Member of Goa, Daman and Diu Legislative Assembly
- In office 1963–1967
- Preceded by: constituency established
- Succeeded by: Kinlekar Babal Laxman
- Constituency: Pernem
- Majority: 3,185 (49.05%)

Personal details
- Born: Morjim, Goa, Portuguese India, Portuguese Empire (now in India)
- Party: Maharashtrawadi Gomantak Party (1963)
- Occupation: Politician

= Kashinath Shetgaonkar =

Indian politician

Kashinath Anant Shetgaonkar (Note: Alternatively spelt as Kashinath Shetgaokar or Kashinath Anant Shet Gaokar.) was an Indian politician who served as a member of the Goa, Daman and Diu Legislative Assembly, representing the Pernem Assembly constituency from 1963 to 1967. He was a member of the Maharashtrawadi Gomantak Party.

==Personal life==
Kashinath Anant Shetgaonkar hailed from the town of Morjim in North Goa district.

==Career==
Shetgaonkar had a very short-lived political career.
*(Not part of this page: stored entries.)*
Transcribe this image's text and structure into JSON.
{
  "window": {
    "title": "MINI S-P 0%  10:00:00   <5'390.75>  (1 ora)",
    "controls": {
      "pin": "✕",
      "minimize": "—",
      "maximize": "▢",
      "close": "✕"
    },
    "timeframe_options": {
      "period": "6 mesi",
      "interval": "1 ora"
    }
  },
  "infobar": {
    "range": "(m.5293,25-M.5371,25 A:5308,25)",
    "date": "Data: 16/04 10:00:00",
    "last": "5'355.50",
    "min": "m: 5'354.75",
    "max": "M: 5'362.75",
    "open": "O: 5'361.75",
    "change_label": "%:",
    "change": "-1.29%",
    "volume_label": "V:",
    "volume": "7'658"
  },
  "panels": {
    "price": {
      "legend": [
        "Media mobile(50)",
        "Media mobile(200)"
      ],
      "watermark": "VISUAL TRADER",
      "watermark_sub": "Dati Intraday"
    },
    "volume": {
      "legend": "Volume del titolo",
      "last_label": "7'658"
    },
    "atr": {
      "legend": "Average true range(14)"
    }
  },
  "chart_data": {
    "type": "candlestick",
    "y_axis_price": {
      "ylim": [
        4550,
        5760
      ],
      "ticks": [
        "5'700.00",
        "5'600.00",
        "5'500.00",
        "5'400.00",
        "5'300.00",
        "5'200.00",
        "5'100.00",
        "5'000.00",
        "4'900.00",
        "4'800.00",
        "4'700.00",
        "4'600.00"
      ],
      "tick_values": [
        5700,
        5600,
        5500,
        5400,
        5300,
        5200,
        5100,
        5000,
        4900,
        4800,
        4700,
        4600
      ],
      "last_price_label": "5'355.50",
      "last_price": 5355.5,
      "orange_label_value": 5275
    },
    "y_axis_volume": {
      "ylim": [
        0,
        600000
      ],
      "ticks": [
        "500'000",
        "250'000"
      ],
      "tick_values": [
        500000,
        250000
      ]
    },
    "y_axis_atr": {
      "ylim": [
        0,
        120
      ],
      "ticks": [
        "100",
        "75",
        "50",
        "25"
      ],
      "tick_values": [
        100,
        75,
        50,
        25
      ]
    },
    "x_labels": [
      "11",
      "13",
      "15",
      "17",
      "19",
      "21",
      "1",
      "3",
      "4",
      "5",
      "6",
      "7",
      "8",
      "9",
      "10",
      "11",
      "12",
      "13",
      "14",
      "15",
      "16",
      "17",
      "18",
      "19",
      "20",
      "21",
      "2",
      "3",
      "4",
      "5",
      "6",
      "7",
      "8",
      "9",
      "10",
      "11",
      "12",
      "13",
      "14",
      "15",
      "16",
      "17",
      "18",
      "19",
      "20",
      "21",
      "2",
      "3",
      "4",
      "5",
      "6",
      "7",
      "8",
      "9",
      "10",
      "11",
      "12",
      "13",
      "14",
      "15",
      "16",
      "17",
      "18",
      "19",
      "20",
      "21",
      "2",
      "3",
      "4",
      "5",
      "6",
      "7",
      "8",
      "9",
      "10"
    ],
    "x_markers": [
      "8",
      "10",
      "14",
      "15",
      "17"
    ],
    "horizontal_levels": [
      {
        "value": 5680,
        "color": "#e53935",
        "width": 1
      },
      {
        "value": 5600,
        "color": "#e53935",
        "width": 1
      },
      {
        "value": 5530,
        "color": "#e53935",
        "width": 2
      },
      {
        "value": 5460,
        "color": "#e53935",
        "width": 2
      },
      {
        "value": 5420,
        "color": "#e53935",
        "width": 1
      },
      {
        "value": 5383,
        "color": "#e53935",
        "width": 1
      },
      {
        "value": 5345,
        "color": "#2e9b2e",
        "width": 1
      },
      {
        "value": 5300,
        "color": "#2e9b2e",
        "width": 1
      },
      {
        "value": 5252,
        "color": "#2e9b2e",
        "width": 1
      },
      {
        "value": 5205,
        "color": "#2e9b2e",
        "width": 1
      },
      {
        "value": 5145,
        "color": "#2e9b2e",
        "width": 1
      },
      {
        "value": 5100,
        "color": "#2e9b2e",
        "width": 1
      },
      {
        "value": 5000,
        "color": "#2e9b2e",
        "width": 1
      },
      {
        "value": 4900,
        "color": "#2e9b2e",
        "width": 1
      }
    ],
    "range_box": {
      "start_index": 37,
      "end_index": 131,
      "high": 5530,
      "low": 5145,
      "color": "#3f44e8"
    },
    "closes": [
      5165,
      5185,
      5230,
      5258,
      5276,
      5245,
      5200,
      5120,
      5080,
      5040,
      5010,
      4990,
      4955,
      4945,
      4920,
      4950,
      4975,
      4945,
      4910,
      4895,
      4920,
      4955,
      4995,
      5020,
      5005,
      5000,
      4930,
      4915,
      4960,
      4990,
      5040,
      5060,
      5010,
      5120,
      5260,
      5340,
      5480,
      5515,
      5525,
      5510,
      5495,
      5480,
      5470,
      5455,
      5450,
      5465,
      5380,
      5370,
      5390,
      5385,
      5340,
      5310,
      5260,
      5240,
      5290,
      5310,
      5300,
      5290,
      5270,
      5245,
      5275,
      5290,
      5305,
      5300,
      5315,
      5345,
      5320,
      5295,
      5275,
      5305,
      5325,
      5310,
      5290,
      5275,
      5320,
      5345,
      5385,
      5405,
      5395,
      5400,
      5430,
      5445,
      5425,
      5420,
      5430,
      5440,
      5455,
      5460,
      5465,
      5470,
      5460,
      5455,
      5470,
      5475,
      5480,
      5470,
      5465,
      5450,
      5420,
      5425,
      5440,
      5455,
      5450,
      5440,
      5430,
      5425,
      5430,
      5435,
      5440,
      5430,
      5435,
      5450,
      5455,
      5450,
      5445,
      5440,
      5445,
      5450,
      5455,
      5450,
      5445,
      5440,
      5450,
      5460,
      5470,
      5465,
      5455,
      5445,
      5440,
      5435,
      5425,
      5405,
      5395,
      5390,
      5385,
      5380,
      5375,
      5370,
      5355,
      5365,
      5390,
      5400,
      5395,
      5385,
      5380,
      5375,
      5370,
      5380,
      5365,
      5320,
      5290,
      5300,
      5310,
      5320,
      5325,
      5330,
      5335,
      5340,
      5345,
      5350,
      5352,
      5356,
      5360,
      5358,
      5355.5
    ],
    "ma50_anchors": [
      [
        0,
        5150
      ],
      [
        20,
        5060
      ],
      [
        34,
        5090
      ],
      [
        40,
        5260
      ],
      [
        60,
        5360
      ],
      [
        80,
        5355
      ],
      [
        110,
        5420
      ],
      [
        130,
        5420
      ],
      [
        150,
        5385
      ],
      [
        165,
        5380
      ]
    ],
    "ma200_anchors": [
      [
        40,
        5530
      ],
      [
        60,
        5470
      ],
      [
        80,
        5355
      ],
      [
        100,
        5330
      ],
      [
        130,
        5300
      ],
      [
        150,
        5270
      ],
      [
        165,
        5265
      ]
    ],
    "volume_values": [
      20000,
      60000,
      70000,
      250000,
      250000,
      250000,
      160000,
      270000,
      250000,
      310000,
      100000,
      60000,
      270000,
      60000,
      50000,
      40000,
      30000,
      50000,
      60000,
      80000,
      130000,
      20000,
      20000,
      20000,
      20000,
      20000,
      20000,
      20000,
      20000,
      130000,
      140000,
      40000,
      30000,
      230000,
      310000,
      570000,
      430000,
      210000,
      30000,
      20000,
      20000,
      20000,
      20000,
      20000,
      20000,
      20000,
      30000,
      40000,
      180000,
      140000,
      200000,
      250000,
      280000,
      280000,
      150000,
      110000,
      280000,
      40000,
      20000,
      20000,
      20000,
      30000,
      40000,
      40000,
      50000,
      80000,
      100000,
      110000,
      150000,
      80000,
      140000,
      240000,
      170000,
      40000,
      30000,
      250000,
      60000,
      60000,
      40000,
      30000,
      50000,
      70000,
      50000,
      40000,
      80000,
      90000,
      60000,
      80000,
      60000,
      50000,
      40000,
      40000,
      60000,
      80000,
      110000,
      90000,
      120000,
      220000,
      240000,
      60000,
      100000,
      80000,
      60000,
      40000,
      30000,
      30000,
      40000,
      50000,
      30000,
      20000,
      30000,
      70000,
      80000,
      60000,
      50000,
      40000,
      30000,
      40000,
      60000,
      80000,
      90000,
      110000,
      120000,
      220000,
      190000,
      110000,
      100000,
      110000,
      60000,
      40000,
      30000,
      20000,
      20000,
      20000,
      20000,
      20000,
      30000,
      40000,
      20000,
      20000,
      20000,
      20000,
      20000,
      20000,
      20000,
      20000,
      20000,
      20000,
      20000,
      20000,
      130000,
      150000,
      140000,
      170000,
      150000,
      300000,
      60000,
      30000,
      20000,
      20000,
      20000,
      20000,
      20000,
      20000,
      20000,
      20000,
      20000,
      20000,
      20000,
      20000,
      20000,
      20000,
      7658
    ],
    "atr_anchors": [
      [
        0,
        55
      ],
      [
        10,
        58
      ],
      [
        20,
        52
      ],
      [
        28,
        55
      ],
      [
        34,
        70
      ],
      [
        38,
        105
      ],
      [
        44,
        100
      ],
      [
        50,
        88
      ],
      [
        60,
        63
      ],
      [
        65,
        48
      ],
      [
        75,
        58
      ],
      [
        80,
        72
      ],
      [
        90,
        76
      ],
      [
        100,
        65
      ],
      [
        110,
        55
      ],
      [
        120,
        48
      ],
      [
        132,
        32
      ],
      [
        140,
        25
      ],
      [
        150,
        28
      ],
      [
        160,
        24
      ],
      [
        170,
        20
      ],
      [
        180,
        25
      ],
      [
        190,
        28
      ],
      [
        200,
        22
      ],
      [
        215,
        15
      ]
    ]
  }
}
He first contested in the 1963 Goa, Daman and Diu Legislative Assembly election from the Pernem Assembly constituency on the Maharashtrawadi Gomantak Party ticket and emerged victorious by defeating the Congress party candidate by a margin of 1,273 votes. He served as a legislator of the constituency from 1963 to 1967, totaling four years.